On Oct. 31, with Newt Gingrich, he said:

HANNITY: Well, there are three aspects to this from my perspective, before during and after the ambassador requested extra security. He was denied. They reduced the force at one point so who made that decision?

Then it’s during this entire episode, we know that according to Charlene Lamb, our government, our State Department was watching this in real-time. Where was president?

And on Oct. 30, with Fred Thompson, he said:

HANNITY: Why two weeks after the attack were you still denying it was a terrorist attack when we now know that our State Department and intelligence knew and were watching this in real-time? So you’re offended, Mr. President?

When asked whether the State Department was indeed watching the Benghazi attacks in real time, a State official responded, “Nobody at the Department had the ability to watch either of the attacks in real time.”

According to official accounts, the assault on the large U.S. diplomatic compound in Benghazi started around 9:40 p.m. on the night of Sept. 11. The assailants barged through the facility’s pedestrian gate, torched some security barracks with diesel fuel and then turned their attention to the compound’s main building, according to Lamb’s testimony before Congress.

Just who was doing all that storming; what they were doing before the attack; whether there were protesters in their midst — all of that is a matter of intense dispute with political implications. Administration official said after the attacks that they may have been associated with protests over an anti-Muslim video; critics responded that no, this was strictly a terrorist attack.

There was never any real-time video of this early portion of the Benghazi hostilities. No one in Washington — State Department, White House, whatever — was watching live feeds of the gate-crashing.

An administration official explains: “The Benghazi compound had a CCTV [closed-circuit television] system. Meaning, a system of cameras on the compound. Those cameras could be monitored from the [Tactical Operations Center, TOC], which is one of the structures on the compound.. . . Those images could not be seen anywhere outside the TOC, let alone outside Benghazi. The footage from those cameras is recorded and stored for a period. The footage from the attack was not in USG [U.S. government] hands until later in September.”

Other officials confirmed this account, and Lamb’s testimony before Congress indicated that she was getting updates ”almost in real time.” By telephone, not video. According to an administration official, a security agent stationed in the operations center was providing Lamb phone updates on the hostilities. “She was on the phone with one of the agents for much of the attack,” notes the administration official via e-mail. “That agent was literally juggling 3 phones, a radio, and his weapon. So she had an ‘open line’ to him and could hear what he said.”

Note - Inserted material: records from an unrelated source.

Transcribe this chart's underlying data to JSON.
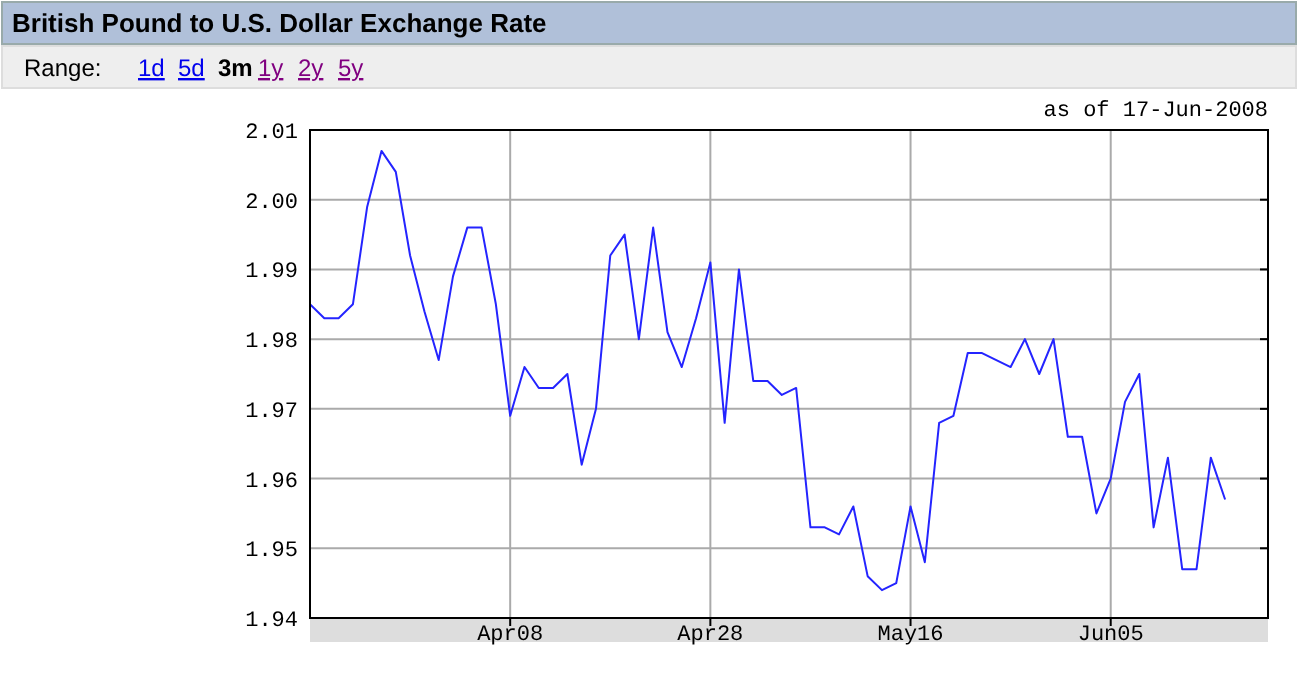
{
  "chart_data": {
    "type": "line",
    "title": "British Pound to U.S. Dollar Exchange Rate",
    "annotations": [
      "Range:",
      "1d",
      "5d",
      "3m",
      "1y",
      "2y",
      "5y",
      "as of 17-Jun-2008"
    ],
    "categories": [
      null,
      null,
      null,
      null,
      null,
      null,
      null,
      null,
      null,
      null,
      null,
      null,
      null,
      null,
      "Apr08",
      null,
      null,
      null,
      null,
      null,
      null,
      null,
      null,
      null,
      null,
      null,
      null,
      null,
      "Apr28",
      null,
      null,
      null,
      null,
      null,
      null,
      null,
      null,
      null,
      null,
      null,
      null,
      null,
      "May16",
      null,
      null,
      null,
      null,
      null,
      null,
      null,
      null,
      null,
      null,
      null,
      null,
      null,
      "Jun05",
      null,
      null,
      null,
      null,
      null,
      null,
      null,
      null,
      null,
      null,
      null
    ],
    "series": [
      {
        "color": "#2424ff",
        "values": [
          1.985,
          1.983,
          1.983,
          1.985,
          1.999,
          2.007,
          2.004,
          1.992,
          1.984,
          1.977,
          1.989,
          1.996,
          1.996,
          1.985,
          1.969,
          1.976,
          1.973,
          1.973,
          1.975,
          1.962,
          1.97,
          1.992,
          1.995,
          1.98,
          1.996,
          1.981,
          1.976,
          1.983,
          1.991,
          1.968,
          1.99,
          1.974,
          1.974,
          1.972,
          1.973,
          1.953,
          1.953,
          1.952,
          1.956,
          1.946,
          1.944,
          1.945,
          1.956,
          1.948,
          1.968,
          1.969,
          1.978,
          1.978,
          1.977,
          1.976,
          1.98,
          1.975,
          1.98,
          1.966,
          1.966,
          1.955,
          1.96,
          1.971,
          1.975,
          1.953,
          1.963,
          1.947,
          1.947,
          1.963,
          1.957,
          null,
          null,
          null
        ]
      }
    ],
    "ylim": [
      1.94,
      2.01
    ],
    "yticks": [
      1.94,
      1.95,
      1.96,
      1.97,
      1.98,
      1.99,
      {
        "value": 2,
        "label": "2.00"
      },
      2.01
    ],
    "grid": true,
    "marker": "none",
    "line_style": "solid"
  }
}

So: No real-time video was available at the time of the initial attack on the compound. Technical capabilities, however, changed later in the night — just after 11:00 p.m. — when a Predator drone took position over the area, minutes before U.S. personnel vacated the compound for a CIA annex about a mile away.

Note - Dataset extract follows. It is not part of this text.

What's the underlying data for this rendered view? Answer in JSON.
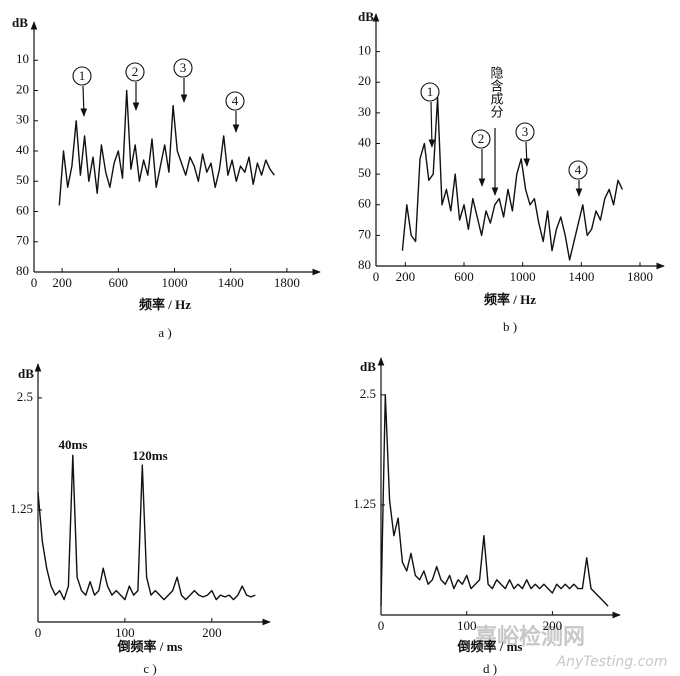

That drone had video-sending capacity, though the footage was of limited use to folks back in Washington. It “didn’t provide resolute clarity on what was happening on the ground — no,” says a Defense Department official. “It later provided us with analysis on the timing of the attacks and the facilities that were impacted, but was not providing real-time information to senior department leaders.”

Drone assets were in the sky through the second major clash of the Benghazi episode, when two security officials protecting the CIA annex were killed engaging with the enemy. That happened over 11 minutes, starting at 5:15 a.m.

Precision on the real-time video question matters. Loose talk about how government officials were sitting around watching Benghazi TV carries the implication that they knew everything about the attack in real time and did nothing to assist in thwarting it. Benghazi furnishes plenty of Obama administration missteps/scandals — including why security problems didn’t get more attention and why officials made repeated references to a YouTube video in the aftermath of the attacks. Use of real-time video, though, doesn’t appear to be one of them.